A bill to establish a higher education loan demonstration program in 10 congressional districts in which the amount of a student's loan repayment is dependent upon such student's income, and for other purposes.
Income Dependent Educational Assistance Loan Act - Amends the Higher Education Act of 1965 (HEA) to add a new title XVI, Income Dependent Educational Assistance Loans (IDEAL).
Directs the Assistant Secretary for Postsecondary Education (the Assistant Secretary) to carry out a demonstration program of making IDEAL loans to students in ten congressional districts.
Sets forth provisions for program requirements and institutional agreements.
Limits the annual amount of such a loan not more than $10,000 or the cost of attendance at the eligible institution, whichever is less. Limits individual borrowing capacity to prohibit receipt of any amount in an additional loan which exceeds the excess of $40,000 over the total original principal amounts of all prior such loans to such individual, less any refunds to the individuals's account. Provides for adjustment of such annual and aggregate limits for inflation. Counts any loan obligations under title IV of HEA or title VII of the Public Health Service Act toward annual and aggregate borrowing capacity limits under the IDEAL program, and vice versa. Adjusts such annual limits for less than full-time students.
Sets forth provisions for: (1) terms of such loans, including income-dependent repayment provisions; and (2) disbursement of proceeds of such loans.
Establishes the Income Dependent Educational Assistance Loan Trust Fund (the Trust Fund) in the Treasury, consisting of: (1) amounts transferred by the Secretary of the Treasury equivalent to IDEAL loan repayment levies received under the Internal Revenue Code, as amended by this Act; (2) specified amounts authorized to be appropriated under HEA, as amended by this Act; and (3) any interest earned on investment of certain amounts in the Trust Fund by the Assistant Secretary. Directs the Assistant Secretary to: (1) hold the Trust Fund; and (2) report annually to the Congress on the Trust Fund's financial condition and operations results during the preceding fiscal year and its expected condition and operations during the next fiscal year.
Sets forth repayment provisions.

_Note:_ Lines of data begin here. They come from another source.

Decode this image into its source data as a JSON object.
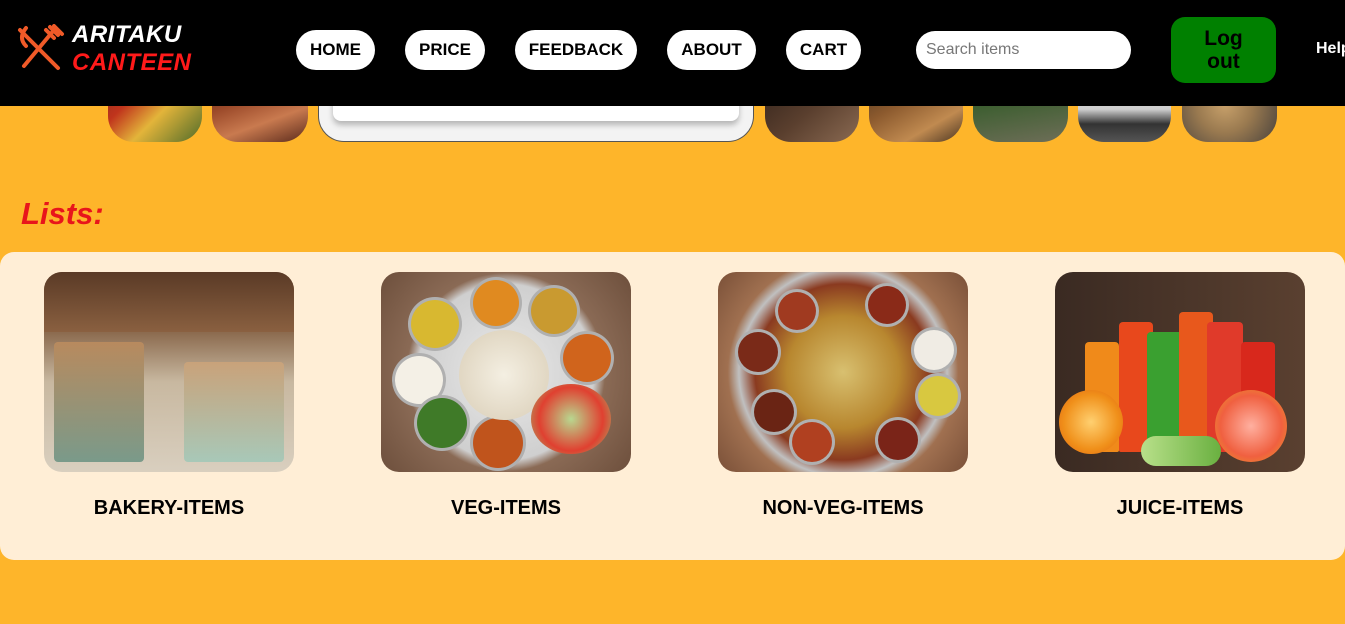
{
  "header": {
    "logo": {
      "line1": "ARITAKU",
      "line2": "CANTEEN",
      "icon": "fork-knife-icon"
    },
    "nav": [
      {
        "label": "HOME"
      },
      {
        "label": "PRICE"
      },
      {
        "label": "FEEDBACK"
      },
      {
        "label": "ABOUT"
      },
      {
        "label": "CART"
      }
    ],
    "search": {
      "placeholder": "Search items",
      "value": ""
    },
    "logout": {
      "label": "Log\nout"
    },
    "help": {
      "label": "Help"
    }
  },
  "lists": {
    "heading": "Lists:",
    "items": [
      {
        "label": "BAKERY-ITEMS"
      },
      {
        "label": "VEG-ITEMS"
      },
      {
        "label": "NON-VEG-ITEMS"
      },
      {
        "label": "JUICE-ITEMS"
      }
    ]
  },
  "colors": {
    "background": "#FEB52A",
    "header": "#000000",
    "panel": "#FFEED6",
    "logout": "#008000",
    "accent_red": "#E8151B",
    "logo_orange": "#F05A28"
  }
}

Directs the Assistant Secretary to develop a procedure for computing a repayment percentage for each borrower using specified cohort repayment factors. Requires the following factors to be considered in determining such percentage: (1) total amount of IDEAL loans to the borrower; (2) borrower's age; (3) year in which such a loan was awarded; (4) such percentage to only apply to the first $50,000 of an individual's wages and self-employment income, determined without regard to any dollar limitation contained in specified Internal Revenue Code provisions; (5) such percentage to be adjusted over time for average coverage and self-employment income growth; (6) a specified buyout procedure; (7) maximum repayment period not exceeding 25 years; (8) no borrower required to make repayments beyond age 65; and (9) whether the Trust Fund is intended to earn an overall interest rate, on all loans made in any academic year, equal to the average interest rate on U.S. obligations issued in such year, plus an administrative expense premium of not more than 0.25 percent.
Directs the Assistant Secretary to develop a buyout procedure under which the borrower may repay, at any time, the total amount of IDEAL loans borrowed, including a prepayment premium to discourage borrowers from using such buyout procedure. Provides for a certification procedure under which the Assistant Secretary is to: (1) calculate the repayment percentage for each borrower determined to be in repayment status; and (2) transmit such information, along with the borrower's taxpayer identification number, to the borrower and the Secretary of the Treasury by January 1 of each year.
Makes eligible for the IDEAL loan program any student who is a U.S. citizen and who is between 17 and 56 year old.
Authorizes appropriations to the Equity Investment in America Trust Fund to carry out the IDEAL program.
Amends the Internal Revenue Code to add provisions for an educational loan repayment levy. Imposes such repayment levy equal to the repayment percentage of an individual's qualified earnings for the taxable year not exceeding $50,000, in the case of any individual receiving a certification from the Assistant Secretary under the IDEAL program. (Defines qualified earnings as wages and self-employment income, determined without regard to any dollar limitation contained in special provisions.)
Introduced in Senate
Read twice and referred to the Committee on Labor and Human Resources.
Referred to Subcommittee on Education, Arts, Humanities.